The meta-analysis focused on two key comparisons: intravesical BoNT-A vs. placebo and BoNT-A vs. SNM. The included studies utilized BoNT-A doses ranging from 100 IU to 300 IU. To ensure comparability of data across studies, a standardized extraction protocol was applied. For the BoNT-A vs. placebo comparison, outcome data were extracted exclusively from the 100 IU BoNT-A study arms. This dose was prioritized as it is the most extensively studied and recommended for initial treatment by major professional bodies, including the British Society of Urogynaecology (BSUG) [57], the American Urological Association/SUFU (AUA/SUFU) [58], and the UK National Institute for Health and Care Excellence (NICE) [59], with established efficacy–safety data. For the BoNT-A vs. SNM comparison, outcome data were extracted from the BoNT-A dose arms most frequently reported in the comparative studies (200 IU), as this was the dominant dose used in this specific study cohort.

Meta-analyses were conducted for those outcomes that were consistently reported across at least two primary studies in a comparable fashion.

Other treatment options for refractory OAB, such as percutaneous tibial nerve stimulation (PTNS), were excluded due to insufficient comparable data across studies, limiting the ability to yield relevant meta-analytic comparisons.

5.4. Data Extraction

A standardized data extraction form was utilized to collect relevant information from the studies included in the current meta-analysis. The data collected included study details: first author, publication year, study design, sample size, interventions, proportion of female participants, cost-effectiveness data and funding source. Data on prophylactic antibiotic use such as type of antibiotic, dose, route, and timing of administration were extracted where reported. Given the potential influence of antibiotics on post-procedural UTI rates, these data were collected to contextualize safety findings.

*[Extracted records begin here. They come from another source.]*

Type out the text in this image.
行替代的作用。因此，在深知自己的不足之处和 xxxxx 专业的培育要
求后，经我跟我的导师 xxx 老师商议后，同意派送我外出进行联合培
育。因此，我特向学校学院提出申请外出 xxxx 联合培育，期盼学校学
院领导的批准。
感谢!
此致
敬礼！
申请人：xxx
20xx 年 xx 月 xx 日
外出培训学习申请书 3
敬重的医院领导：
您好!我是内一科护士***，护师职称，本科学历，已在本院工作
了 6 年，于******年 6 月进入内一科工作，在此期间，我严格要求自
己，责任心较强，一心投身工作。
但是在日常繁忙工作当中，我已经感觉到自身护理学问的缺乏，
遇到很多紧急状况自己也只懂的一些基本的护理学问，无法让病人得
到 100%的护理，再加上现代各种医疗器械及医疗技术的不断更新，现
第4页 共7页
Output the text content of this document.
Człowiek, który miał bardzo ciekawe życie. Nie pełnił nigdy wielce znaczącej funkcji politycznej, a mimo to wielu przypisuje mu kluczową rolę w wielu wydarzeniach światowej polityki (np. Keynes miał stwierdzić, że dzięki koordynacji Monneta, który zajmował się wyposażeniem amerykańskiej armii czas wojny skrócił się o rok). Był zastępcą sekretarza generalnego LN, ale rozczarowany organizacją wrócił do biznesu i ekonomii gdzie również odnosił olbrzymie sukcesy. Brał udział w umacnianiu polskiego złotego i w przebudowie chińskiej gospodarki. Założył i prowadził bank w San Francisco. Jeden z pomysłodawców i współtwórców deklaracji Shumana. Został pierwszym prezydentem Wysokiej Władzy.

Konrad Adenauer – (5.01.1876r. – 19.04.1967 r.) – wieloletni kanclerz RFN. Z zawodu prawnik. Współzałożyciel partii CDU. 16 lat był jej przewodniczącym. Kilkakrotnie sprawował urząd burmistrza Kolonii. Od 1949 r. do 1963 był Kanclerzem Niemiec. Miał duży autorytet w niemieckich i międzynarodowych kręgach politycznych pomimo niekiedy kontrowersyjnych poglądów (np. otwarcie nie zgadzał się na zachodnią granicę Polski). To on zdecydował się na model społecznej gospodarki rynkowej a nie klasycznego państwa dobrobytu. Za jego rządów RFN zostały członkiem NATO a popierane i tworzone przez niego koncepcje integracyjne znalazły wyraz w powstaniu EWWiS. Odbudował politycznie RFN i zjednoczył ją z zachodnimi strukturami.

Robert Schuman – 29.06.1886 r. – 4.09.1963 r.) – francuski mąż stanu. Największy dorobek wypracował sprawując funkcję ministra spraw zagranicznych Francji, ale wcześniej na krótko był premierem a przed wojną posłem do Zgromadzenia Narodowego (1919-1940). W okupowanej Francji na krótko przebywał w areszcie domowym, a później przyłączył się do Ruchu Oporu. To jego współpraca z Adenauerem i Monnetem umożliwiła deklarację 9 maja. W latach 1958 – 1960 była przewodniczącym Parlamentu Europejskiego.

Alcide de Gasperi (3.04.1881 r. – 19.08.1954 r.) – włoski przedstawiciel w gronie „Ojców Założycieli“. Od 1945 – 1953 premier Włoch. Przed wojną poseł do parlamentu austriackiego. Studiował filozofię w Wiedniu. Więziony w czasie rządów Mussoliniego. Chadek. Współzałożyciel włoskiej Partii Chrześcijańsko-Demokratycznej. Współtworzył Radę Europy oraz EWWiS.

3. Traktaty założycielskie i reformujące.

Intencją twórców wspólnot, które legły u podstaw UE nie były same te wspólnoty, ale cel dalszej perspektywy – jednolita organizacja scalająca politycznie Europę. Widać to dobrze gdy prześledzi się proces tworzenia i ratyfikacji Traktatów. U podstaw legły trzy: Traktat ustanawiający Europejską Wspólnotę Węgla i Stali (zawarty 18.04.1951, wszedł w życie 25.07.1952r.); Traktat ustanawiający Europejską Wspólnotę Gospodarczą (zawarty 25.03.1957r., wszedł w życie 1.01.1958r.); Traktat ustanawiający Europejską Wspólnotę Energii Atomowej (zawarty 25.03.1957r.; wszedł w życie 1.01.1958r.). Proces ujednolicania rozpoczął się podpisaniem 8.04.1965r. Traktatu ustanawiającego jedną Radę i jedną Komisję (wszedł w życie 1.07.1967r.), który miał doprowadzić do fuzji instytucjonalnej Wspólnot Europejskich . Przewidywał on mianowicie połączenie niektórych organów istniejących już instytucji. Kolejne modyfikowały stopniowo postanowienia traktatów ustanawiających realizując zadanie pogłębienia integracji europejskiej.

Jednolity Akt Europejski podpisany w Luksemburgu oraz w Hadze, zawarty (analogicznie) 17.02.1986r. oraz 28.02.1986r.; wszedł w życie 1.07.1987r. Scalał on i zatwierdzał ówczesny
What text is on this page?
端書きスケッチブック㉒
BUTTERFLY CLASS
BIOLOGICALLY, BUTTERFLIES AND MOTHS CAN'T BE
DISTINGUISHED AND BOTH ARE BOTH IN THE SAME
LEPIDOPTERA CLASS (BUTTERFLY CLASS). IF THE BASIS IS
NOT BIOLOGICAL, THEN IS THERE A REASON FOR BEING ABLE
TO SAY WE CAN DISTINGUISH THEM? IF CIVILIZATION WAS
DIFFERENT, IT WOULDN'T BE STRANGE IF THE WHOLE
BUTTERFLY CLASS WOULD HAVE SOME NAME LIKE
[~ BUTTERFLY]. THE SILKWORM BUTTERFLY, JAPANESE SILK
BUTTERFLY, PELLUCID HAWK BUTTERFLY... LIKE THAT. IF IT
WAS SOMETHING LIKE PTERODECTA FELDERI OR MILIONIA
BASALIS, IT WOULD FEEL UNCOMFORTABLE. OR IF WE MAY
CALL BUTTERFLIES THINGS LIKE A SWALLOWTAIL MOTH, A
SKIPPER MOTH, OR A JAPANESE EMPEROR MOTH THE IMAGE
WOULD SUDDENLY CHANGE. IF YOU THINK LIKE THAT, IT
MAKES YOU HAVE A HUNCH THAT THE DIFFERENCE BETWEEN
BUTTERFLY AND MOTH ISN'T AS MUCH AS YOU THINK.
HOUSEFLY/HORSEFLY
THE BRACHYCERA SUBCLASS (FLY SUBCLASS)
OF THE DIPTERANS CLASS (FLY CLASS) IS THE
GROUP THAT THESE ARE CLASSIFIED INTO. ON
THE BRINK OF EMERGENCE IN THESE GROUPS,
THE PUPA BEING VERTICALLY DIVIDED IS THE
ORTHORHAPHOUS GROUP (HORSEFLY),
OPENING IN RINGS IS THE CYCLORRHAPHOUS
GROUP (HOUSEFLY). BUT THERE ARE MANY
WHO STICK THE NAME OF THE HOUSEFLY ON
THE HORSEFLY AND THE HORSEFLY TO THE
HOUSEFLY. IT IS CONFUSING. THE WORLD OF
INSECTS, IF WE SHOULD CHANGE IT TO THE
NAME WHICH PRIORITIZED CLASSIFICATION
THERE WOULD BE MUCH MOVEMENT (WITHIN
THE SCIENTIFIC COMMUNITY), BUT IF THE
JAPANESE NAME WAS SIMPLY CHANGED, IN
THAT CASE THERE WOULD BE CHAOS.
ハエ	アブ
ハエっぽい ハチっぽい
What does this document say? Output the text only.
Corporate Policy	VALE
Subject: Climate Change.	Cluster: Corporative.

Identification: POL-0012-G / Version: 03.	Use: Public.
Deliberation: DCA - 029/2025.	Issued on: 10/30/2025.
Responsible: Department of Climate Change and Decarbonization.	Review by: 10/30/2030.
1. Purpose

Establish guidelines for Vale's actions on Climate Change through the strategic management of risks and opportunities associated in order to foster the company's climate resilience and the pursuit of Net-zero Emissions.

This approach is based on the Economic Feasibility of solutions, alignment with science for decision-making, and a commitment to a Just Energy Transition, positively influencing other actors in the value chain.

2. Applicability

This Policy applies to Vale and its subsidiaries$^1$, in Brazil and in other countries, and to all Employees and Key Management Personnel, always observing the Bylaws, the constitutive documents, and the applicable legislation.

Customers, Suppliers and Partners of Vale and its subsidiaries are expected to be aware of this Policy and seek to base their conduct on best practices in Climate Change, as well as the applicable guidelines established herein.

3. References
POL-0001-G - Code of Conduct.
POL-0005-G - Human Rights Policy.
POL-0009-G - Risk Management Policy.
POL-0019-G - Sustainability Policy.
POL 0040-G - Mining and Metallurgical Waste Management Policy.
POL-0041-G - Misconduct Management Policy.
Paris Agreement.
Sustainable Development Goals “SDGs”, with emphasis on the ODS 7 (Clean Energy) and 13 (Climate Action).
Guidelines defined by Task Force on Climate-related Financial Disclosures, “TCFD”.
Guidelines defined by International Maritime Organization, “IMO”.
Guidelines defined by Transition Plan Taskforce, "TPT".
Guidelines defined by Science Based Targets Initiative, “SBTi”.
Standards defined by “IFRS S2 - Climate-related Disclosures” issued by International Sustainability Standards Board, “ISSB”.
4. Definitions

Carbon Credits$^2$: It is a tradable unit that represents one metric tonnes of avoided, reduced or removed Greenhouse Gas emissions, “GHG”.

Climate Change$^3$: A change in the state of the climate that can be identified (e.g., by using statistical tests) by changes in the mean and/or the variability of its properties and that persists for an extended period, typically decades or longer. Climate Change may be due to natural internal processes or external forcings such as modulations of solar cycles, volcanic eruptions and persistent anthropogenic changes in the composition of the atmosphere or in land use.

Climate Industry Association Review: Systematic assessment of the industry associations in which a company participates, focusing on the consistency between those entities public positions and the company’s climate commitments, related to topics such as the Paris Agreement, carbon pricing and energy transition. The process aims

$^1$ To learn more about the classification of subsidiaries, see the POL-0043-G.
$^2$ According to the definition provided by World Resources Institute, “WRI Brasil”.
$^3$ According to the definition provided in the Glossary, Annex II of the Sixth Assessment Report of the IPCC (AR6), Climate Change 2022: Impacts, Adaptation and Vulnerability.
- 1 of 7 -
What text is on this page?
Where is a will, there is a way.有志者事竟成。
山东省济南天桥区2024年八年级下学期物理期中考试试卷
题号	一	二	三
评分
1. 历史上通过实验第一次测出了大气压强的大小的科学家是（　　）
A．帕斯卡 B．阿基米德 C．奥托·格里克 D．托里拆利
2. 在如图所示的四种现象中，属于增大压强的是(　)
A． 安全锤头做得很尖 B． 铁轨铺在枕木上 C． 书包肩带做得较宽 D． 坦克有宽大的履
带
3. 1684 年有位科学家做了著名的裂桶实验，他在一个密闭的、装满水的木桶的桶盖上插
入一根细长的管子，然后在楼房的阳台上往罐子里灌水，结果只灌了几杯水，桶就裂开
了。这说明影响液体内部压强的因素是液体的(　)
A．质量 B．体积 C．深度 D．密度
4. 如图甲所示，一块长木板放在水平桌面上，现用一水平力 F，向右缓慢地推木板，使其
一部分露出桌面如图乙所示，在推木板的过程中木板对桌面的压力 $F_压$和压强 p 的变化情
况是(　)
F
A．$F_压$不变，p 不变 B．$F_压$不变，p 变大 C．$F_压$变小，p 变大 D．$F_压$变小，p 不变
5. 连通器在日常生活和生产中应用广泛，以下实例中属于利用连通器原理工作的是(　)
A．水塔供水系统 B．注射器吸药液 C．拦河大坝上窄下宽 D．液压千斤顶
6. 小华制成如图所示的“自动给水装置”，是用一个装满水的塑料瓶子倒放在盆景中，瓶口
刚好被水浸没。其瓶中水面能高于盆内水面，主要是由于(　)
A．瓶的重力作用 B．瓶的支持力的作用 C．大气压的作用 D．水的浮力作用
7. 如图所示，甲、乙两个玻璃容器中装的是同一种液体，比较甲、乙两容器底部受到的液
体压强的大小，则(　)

Two reviewers independently performed the data extraction, resolving any differences through discussion and consensus within the research team. BoNT-A was selected as the primary comparator due to its widespread use, while placebo and SNM were analyzed as distinct comparator groups. Studies evaluating the same interventions were grouped together to support effective pooled analyses.

5.5. Study Quality and Risk of Bias Assessment

Quality assessment of the included studies was conducted using the Critical Appraisal Skills Programme (CASP) tools [34,35], specifically the RCT [34] and cohort [35] study checklists. Both instruments provide a structured approach with guided questions to evaluate various aspects of primary studies. The CASP RCT tool [34] evaluates four key domains, focused on validity of results, methodological rigor, precision/comprehensiveness and local applicability. The CASP cohort tool [35] is structured across three sections, namely validity of results, their interpretation, and local utility.

Two researchers independently assessed all the included articles using the CASP tools (2024 versions), with discrepancies resolved through discussion within the research team.

Publication bias was not formally assessed, as fewer than 10 studies contributed to each outcome, below the recommended threshold of 10 for reliable analysis.

5.6. Data Analyses

All outcomes reported in the primary studies were extracted and centralized in a database. Meta-analyses were conducted for outcomes reported consistently across at least two primary studies. Outcomes were categorized as either dichotomous or continuous variables, with ORs used as the effect measure for dichotomous data and MDs for continuous data, both reported with 95% confidence intervals. Forest plots were generated using Review Manager 5.4.1 [60] to visually represent the results. Heterogeneity among studies was assessed using the I² statistic, where a value below 50% indicated substantial homogeneity, prompting the use of fixed-effects models for pooled summary statistics. In cases of notable heterogeneity (I² > 50%), random-effects models were applied to account for variability across studies. Sensitivity analyses were conducted for outcomes with contributions from at least three studies and substantial heterogeneity (I² > 50%) using a leave-one-out approach, whereby individual studies were sequentially excluded to assess their influence on pooled estimates.